The hospital team has earned the Golden Hip Award, which recognises the high standard of care its medics provide.

Toni Papadopoulos, consultant in trauma and orthopaedics at Dr Gray's, said: "This award recognises the efforts of all the staff involved and the excellent standard of care we provide here in Elgin.

"A broken hip is treated by a variety of teams. The patient's journey usually begins in the Emergency Department, followed by surgery then rehabilitation by the nursing, physiotherapy and occupational therapist teams on the ward.

"I would like to thank all of those teams who helped us get this amazing award, with their incredible efforts, and provide the best care for our patients."

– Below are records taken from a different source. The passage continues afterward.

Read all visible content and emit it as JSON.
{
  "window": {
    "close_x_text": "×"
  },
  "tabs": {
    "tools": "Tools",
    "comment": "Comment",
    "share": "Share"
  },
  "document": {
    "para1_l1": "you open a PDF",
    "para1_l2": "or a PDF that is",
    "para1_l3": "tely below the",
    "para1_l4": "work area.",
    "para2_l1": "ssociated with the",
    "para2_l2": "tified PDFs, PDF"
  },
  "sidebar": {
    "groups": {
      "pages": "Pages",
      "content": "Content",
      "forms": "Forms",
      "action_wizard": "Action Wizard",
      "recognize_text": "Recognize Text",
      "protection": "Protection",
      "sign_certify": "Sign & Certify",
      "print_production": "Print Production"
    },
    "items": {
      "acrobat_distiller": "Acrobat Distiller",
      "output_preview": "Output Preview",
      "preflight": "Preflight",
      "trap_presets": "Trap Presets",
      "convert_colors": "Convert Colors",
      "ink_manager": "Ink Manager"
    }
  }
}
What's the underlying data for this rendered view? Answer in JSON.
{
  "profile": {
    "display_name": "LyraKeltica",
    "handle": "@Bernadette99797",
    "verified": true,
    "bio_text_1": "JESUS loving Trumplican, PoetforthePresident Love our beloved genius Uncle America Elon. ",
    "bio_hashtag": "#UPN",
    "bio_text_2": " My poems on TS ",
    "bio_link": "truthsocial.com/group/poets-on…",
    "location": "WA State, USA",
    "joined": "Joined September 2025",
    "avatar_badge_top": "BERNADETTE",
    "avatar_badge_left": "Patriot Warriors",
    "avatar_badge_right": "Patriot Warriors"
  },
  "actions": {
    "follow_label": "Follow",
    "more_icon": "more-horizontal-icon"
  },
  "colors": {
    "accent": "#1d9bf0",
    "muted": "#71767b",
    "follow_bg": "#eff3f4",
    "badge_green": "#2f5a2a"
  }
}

Dr Gray's Hospital staff (from left) specialty doctor Dr Petra Haller, OT assistant Julie Officer, consultant in trauma and orthopaedics Mr Antonios Papadopoulos, Gillian Philpot, Physiotherapy Department, and staff nurse Carla Gordon.
Dr Gray's Hospital staff (from left) specialty doctor Dr Petra Haller, OT assistant Julie Officer, consultant in trauma and orthopaedics Mr Antonios Papadopoulos, Gillian Philpot, Physiotherapy Department, and staff nurse Carla Gordon.

The national accolade is given out annually to a Scottish hospital achieving the best overall performance for hip fracture patients over the course of a year when measured against a set of standards. The results are presented in the Scottish Hip Fracture Audit Annual Report.

This is the first time Dr Gray's has received the award, which was launched in 2016, with the orthopaedic team setting a high bar for other hospitals throughout the country.

Hospital general manager Alasdair Pattinson said: "We're incredibly proud of our staff and their work which has secured this award.

"It demonstrates the quality of work being achieved here at Dr Gray's, on a daily basis, by our dedicated healthcare workers as they look to provide the best possible standard of care for each and every one of our patients.

"Hip fractures are the most common and serious orthopaedic injury to affect the elderly – with more than 6,000 patients admitted to hospital in Scotland each year.

"Therefore, we need to manage this injury as effectively and efficiently as possible, primarily for the benefit of patients and for optimal use of NHS resources.

"By improving the care provided to patients with hip fractures, we can expect improving the care provided to those with other fragility fractures."